I talebani hanno mandato un messaggio ai leader della Nato in cui sottolineano che la presenza delle forze armate straniere in Afghanistan non favorisce l’alleanza e non giova alla popolazione afghana.

Il messaggio è stato reso noto il 15 febbraio dal quotidiano Tolo News, che riferisce che i militanti islamisti afghani hanno avvertito i Paesi membri della Nato della rilevanza delle loro future decisioni. Il mantenimento della presenza militare straniera in Afghanistan renderà l’alleanza responsabile di futuri incidenti.

I ministri della Difesa della Nato si incontreranno il 17 e 18 febbraio per decidere proprio di un possibile ritiro delle truppe entro maggio, come previsto dall’accordo tra USA e talebani, firmato a Doha il 29 febbraio 2020. Sulla base di tale intesa, i militanti afghani hanno affermato di aver rinunciato alla cosiddetta “offensiva di primavera” e di non aver effettuato attacchi contro i centri delle grandi città, in quella che il gruppo ha definito una “riduzione della violenza”. “Il nostro messaggio per la prossima riunione ministeriale della Nato è che la continuazione dell’occupazione e della guerra non è né nel vostro interesse né nell’interesse del vostro e del nostro popolo”, hanno dichiarato i talebani.

Dall’altra parte, Mohammad Amin Ahmadi, un negoziatore della Repubblica afghana, ha affermato che un eventuale ritiro delle truppe straniere dal Paese, in assenza di un accordo di pace, porterebbe a una guerra civile. Allo stesso tempo, i colloqui preliminari ai negoziati di pace intra-afghani a Doha sono stati interrotti negli ultimi 28 giorni e nessuno dei gruppi di lavoro ha tenuto incontri, mantenendo uno stallo totale nelle trattative per la distensione nel Paese. In tale contesto, il 28 gennaio il Pentagono ha annunciato che non effettuerà un ritiro completo delle truppe dal Paese entro maggio 2021, a causa del mancato rispetto dei termini dell’intesa. In risposta, i militanti afghani hanno accusato Washington di violazioni dei diritti umani.

La nuova amministrazione statunitense, guidata dal presidente Joe Biden, in carica dal 20 gennaio, deve quindi gestire questa delicata situazione. Lo stesso 20 gennaio, il nuovo segretario di Stato, Antony Blinken, aveva dichiarato che l’accordo con i talebani sarebbe stato riesaminato, prima di prendere decisioni riguardo alla posizione della Casa Bianca sulla permanenza delle proprie truppe sul territorio afghano. Il 31 gennaio, un rappresentante dei talebani aveva affermato che il gruppo militante islamista continuerà a “difendere il Paese”, se le forze armate straniere rimarranno in Afghanistan dopo maggio 2021.

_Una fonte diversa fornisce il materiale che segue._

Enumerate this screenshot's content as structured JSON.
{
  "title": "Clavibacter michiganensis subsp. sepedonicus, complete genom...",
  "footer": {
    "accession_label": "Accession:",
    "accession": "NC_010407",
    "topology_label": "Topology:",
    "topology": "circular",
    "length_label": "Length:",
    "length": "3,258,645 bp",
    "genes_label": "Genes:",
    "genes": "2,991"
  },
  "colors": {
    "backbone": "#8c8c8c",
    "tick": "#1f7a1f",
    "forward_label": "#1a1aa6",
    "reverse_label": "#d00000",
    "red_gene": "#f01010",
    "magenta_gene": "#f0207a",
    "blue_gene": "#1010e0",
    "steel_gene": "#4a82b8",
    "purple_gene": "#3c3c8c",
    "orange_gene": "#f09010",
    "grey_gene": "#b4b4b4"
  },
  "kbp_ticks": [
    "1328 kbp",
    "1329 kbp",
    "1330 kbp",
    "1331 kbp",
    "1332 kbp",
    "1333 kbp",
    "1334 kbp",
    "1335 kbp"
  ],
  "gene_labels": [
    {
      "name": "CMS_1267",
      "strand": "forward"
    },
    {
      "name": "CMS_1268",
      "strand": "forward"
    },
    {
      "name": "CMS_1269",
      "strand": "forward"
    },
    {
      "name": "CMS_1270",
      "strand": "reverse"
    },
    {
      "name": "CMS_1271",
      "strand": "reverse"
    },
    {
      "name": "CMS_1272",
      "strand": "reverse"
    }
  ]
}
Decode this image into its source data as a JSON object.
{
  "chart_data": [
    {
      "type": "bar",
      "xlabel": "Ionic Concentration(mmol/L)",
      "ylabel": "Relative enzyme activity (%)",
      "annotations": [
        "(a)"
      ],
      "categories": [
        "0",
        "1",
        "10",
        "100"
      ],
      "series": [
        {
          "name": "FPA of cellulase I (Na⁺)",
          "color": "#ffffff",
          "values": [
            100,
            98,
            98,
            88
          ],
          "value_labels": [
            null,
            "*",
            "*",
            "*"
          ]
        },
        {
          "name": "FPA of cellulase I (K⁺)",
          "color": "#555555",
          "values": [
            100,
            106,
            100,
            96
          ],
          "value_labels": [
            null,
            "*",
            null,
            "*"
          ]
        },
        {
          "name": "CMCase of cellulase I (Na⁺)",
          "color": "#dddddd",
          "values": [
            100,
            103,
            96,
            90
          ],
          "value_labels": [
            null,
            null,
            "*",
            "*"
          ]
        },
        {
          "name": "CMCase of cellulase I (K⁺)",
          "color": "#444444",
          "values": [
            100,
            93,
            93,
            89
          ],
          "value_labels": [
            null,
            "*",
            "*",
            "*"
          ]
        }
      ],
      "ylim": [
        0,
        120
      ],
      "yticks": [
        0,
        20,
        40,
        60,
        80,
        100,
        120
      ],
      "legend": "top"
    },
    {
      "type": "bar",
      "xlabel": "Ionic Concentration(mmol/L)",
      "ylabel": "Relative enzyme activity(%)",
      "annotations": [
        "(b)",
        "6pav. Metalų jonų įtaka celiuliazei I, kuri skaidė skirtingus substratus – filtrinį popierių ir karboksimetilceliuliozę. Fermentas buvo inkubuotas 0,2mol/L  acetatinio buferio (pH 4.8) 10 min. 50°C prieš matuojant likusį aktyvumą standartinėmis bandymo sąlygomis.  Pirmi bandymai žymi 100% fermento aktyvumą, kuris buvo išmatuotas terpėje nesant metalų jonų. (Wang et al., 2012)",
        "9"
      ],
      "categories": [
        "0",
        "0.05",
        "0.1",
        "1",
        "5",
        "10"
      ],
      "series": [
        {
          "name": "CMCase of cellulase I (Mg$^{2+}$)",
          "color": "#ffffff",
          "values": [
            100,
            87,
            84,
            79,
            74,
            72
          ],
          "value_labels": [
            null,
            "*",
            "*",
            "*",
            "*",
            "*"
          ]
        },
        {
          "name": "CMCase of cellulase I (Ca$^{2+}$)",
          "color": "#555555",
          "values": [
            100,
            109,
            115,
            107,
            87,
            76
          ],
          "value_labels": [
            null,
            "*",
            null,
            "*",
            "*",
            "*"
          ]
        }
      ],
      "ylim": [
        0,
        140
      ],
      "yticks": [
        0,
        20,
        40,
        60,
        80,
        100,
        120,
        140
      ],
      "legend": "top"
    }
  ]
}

L’Afghanistan sta affrontando un momento particolarmente critico, a causa dell’aumento delle violenze sul campo, nonostante siano in corso i negoziati con i talebani, in Qatar. Il Paese subisce fortemente le divisioni derivanti dalla sua complessa storia. A seguito della fine del dominio dell’Unione Sovietica in Afghanistan, durato dal 1979 al 1989, i talebani avevano guadagnato il controllo di gran parte del Paese, intorno al 1998, ottenuto in seguito a una sanguinosa guerra civile combattuta contro varie fazioni locali. Nel 2001, in seguito agli attentati dell’11 settembre, gli Stati Uniti hanno invaso l’Afghanistan, accusato di essere la base logistica dalla quale al-Qaeda aveva pianificato gli attacchi contro gli USA e dove si era a lungo nascosto il leader dell’organizzazione, Osama bin Laden, sotto la protezione dei talebani.

Dopo 19 anni di guerra, si è verificato un atteso sviluppo diplomatico, rappresentato dall’accordo USA-talebani di Doha, firmato il 29 febbraio 2020. Tuttavia, già durante i negoziati per finalizzare tale intesa, le violenze sul campo in Afghanistan sono cominciate ad aumentare, fino a diventare assalti quotidiani ad opera dei talebani, ma anche di altre organizzazioni tra cui lo Stato Islamico della Provincia del Khorasan. Gli Stati Uniti avevano chiesto di rispettare almeno 2 settimane di cessate il fuoco, con scarsi risultati. In ogni caso, l’accordo era stato sottoscritto, anche per via della pressione esercitata dall’ex presidente degli Stati Uniti, Donald Trump, che aveva promesso più volte di mettere fine alle “guerre infinite” combattute dagli USA all’estero.